Nazar elindeki kurabiye paketini açıp bir tanesini minik çocuğa uzattı. Burak Hindistan cevizli kurabiyeleri aşkla tararken Zeynep de yanlarına ulaşmıştı. "Tüm gün gelmeni bekledi. Pencerenin önünden poğaçalar piştiğinde bile kalkmadı." Burak'ın poğaçalara direnmesi görülmüş şey değildi.

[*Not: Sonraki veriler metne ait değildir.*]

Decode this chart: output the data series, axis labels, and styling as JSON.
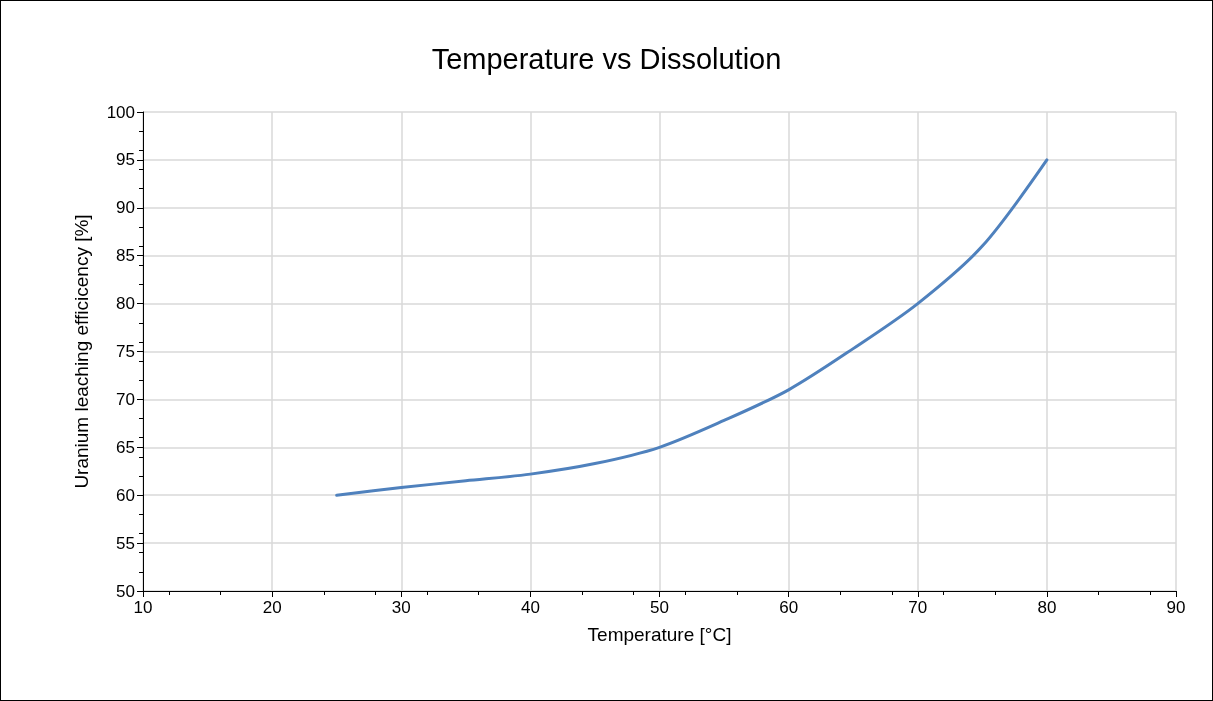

Nazar miniğin yanağından bir makas daha alıp yanlarına ulaşan Murat'a kurabiyelerinden uzattı. Murat kurabiyeleri tadıp minik oğluna yöneldi ve onu sevgiyle kucakladı. "Yine halamıza kavuşmuşuz bakıyorum." Burak tatlı diliyle "Halacık!"diye mırıldandı. Havadan sudan sohbetlerle kendilerini bahçedeki büyük masaya bıraktılar. Aydınlatma Murat tarafından ince telde yerini alınca Elif Hanım pişirdiği mıhlamayı Nazar ve Zeynep'in hazırladığı sofraya bıraktı. Tüm çocuklarını aynı masada görmenin mutluluğunu yaşıyordu.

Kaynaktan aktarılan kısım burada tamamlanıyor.